Subsidies voor warmtenetten in 2025

​De aanleg van een warmtenet is erg duur. Zonder subsidies of andere vormen van financiële ondersteuning is het voor veel projecten moeilijk of zelfs onmogelijk om rond te komen. In 2025 zijn twee regelingen cruciaal: de Warmtenetten Investeringssubsidie (WIS) en de Investeringssubsidie Duurzame Energie en Energiebesparing (ISDE). 

​De WIS is bedoeld voor de aanleg van nieuwe warmtenetten of de uitbreiding van bestaande netten. In de periode van 1 augustus 2025 tot en met 16 januari 2026 kunnen gemeenten, warmtebedrijven en samenwerkingsverbanden tot dertig procent van de investeringskosten vergoed krijgen, waarbij kleine en middelgrote bedrijven zelfs tot veertig respectievelijk vijftig procent kunnen ontvangen. De voorwaarden zijn dit jaar verruimd, zodat ook projecten die zowel bestaande woningen als nieuwbouw bedienen, in aanmerking komen.

​De ISDE richt zich op individuele aansluitingen. Huiseigenaren die hun woning laten aansluiten op een warmtenet kunnen in 2025 rekenen op een bijdrage van 3.775 euro. Door deze subsidies te combineren, kunnen projecten zowel de infrastructuur financieren als bewoners direct helpen bij de overstap. Dit verlaagt de drempel en vergroot het draagvlak.

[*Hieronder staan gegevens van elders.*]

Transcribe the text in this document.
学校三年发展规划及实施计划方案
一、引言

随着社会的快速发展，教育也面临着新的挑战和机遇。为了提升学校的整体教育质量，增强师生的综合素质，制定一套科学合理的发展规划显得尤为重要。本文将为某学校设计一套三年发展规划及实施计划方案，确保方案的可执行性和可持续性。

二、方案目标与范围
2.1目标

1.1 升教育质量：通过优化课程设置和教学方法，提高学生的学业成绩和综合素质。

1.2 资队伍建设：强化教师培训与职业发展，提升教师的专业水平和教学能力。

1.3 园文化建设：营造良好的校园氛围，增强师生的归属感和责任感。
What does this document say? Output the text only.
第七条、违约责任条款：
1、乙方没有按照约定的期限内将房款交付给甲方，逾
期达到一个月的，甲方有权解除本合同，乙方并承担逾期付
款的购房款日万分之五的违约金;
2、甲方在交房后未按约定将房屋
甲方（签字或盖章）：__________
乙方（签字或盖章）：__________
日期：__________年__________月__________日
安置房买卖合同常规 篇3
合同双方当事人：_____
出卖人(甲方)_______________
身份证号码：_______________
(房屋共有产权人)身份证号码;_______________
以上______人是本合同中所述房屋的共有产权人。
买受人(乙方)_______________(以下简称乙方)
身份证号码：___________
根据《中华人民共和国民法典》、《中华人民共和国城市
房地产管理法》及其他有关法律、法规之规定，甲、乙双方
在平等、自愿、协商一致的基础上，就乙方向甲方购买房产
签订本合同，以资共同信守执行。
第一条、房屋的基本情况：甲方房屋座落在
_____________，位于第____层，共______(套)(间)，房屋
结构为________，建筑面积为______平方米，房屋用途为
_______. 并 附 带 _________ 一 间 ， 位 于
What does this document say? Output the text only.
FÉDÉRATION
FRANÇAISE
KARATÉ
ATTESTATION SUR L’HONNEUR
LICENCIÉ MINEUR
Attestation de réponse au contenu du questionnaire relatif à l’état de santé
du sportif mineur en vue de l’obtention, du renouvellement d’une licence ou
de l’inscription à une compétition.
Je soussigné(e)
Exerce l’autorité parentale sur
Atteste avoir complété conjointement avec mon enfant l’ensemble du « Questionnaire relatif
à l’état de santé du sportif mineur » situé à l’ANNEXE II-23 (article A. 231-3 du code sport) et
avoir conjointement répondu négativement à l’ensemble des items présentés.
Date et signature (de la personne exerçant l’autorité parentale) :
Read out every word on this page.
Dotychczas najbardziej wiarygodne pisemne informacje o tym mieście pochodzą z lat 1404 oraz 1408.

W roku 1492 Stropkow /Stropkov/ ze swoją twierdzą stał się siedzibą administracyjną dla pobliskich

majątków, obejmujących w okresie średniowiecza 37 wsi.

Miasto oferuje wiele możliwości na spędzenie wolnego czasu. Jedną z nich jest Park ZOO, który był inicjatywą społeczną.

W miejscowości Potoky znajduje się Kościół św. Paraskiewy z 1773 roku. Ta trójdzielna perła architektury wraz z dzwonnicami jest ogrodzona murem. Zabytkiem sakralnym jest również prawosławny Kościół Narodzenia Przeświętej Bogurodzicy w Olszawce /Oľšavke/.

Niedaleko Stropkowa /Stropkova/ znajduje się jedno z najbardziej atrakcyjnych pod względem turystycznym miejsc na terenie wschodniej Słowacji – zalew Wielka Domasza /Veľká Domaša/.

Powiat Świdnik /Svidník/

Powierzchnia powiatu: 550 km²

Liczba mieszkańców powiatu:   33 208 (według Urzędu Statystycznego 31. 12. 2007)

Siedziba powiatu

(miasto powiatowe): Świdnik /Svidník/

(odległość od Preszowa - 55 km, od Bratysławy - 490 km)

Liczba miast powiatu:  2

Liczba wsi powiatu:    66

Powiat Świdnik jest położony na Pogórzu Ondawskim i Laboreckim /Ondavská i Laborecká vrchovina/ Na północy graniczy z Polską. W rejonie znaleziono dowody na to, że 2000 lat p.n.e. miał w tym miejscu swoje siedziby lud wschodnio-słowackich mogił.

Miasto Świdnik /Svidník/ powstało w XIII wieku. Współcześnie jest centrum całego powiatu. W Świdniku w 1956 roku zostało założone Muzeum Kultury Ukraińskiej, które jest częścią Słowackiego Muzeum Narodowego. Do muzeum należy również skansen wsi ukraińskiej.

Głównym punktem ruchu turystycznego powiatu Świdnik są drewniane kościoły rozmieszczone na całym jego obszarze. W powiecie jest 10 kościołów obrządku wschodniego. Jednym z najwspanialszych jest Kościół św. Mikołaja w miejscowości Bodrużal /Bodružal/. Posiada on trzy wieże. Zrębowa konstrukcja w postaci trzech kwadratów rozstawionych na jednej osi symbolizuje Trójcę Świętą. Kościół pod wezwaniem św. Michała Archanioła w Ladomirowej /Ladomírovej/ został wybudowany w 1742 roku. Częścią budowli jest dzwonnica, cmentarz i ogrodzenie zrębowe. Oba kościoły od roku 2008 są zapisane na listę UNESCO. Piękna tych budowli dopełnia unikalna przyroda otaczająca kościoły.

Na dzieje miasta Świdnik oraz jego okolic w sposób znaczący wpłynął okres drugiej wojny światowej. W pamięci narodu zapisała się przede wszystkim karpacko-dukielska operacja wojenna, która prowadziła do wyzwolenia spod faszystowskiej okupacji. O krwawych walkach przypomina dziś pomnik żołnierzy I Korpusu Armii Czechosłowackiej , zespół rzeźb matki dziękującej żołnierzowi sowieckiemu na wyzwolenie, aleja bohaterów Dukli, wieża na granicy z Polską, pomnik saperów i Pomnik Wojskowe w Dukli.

Grootschalige vs kleinschalige projecten

Grote projecten als voorbeeld: WarmtelinQ

WarmtelinQ project voor industrierestwarmte naar steden

​De theorie van wetgeving en subsidie is één ding; de praktijk is vaak lastiger. Dat komt ook naar voren in bijvoorbeeld het grootschalige project WarmtelinQ, een warmtetransportleiding die restwarmte uit de Rotterdamse haven naar steden als Den Haag, Rijswijk en Leiden moet brengen. De ambitie is dat er miljoenen gigajoules aan industriële restwarmte hergebruikt wordt en er zo duizenden huishoudens en bedrijven van duurzame warmte worden voorzien. Maar de weg ernaartoe is hobbelig en ook buitengewoon kostbaar.

Maatschappelijke kostenvergelijking: WarmtelinQ tegenover de installatie van warmtepompen

Een door Royal Haskoning DHV uitgevoerde studie vergelijkt de maatschappelijke kosten van warmtelevering via WarmtelinQ met andere opties zoals bijvoorbeeld warmtepompen of geothermie rondom Ypenburg–Leiden. De conclusie is duidelijk. De maatschappelijke kosten van WarmtelinQ liggen 21 % tot 36 % lager dan bij een volledige overstap naar een allelectric (warmtepomp) systeem.

 

Rekenvoorbeeld maatschappelijke kostenvergelijking
Volgens de studie van Royal Haskoning DHV zou voor WarmteLinQ de maatschappelijke kosten tussen de 21 en 36% lager uitvallen dan bij all-electric oplossingen.
Stel: de totale maatschappelijke kosten over de komende 30 jaar voor een allelectric scenario bedragen € 1,4 miljard (zoals genoemd voor 50.000 adressen).

  • ​Bij 21 % besparing:
    Besparing = 21 % × € 1.400 miljoen = € 294 miljoen
    Kosten bij WarmtelinQ-scenario ≈ € 1.106 miljoen
  • ​Bij 36 % besparing:
    Besparing = 36 % × € 1.400 miljoen = € 504 miljoen
    Kosten WarmtelinQ-scenario ≈ € 896 miljoen

​Dit zou betekenen dat WarmtelinQ € 294–504 miljoen goedkoper is op maatschappelijk niveau dan volledige elektrische verwarming via warmtepompen.

 

Bronvermelding:

https://zuidholland.headliner.nl/item/aanleg-warmtelinq-wordt-half-miljard-euro-duurder-door-gestegen-materiaalkosten-omroepwest-34720

https://www.warmtelinq.nl/over-warmtelinq/nieuws/studie-warmtenetten-maatschappelijk-goedkoper-dan-warmtepompen/%247117

Kostenstijging en vertragingen: van €650 miljoen naar €1 miljard

Oorspronkelijk werd uitgegaan van kosten rond de 650 miljoen euro. Inmiddels is dat bedrag al opgelopen tot ruim een miljard. Ook de planning is naar achteren verschoven. De hoofdbuis tussen Vlaardingen en Den Haag wordt nu pas in het voorjaar van 2027 aangelegd, terwijl de aftakking naar Rijswijk–Leiden op zijn vroegst in de zomer van 2028 klaar zal zijn. De oorzaken zijn onder meer dat er een tekort is aan gespecialiseerde aannemers en onverwachte archeologische vondsten. Ook zijn complexe vergunningstrajecten en stijgende bouwkosten oorzaken van deze vertragingen.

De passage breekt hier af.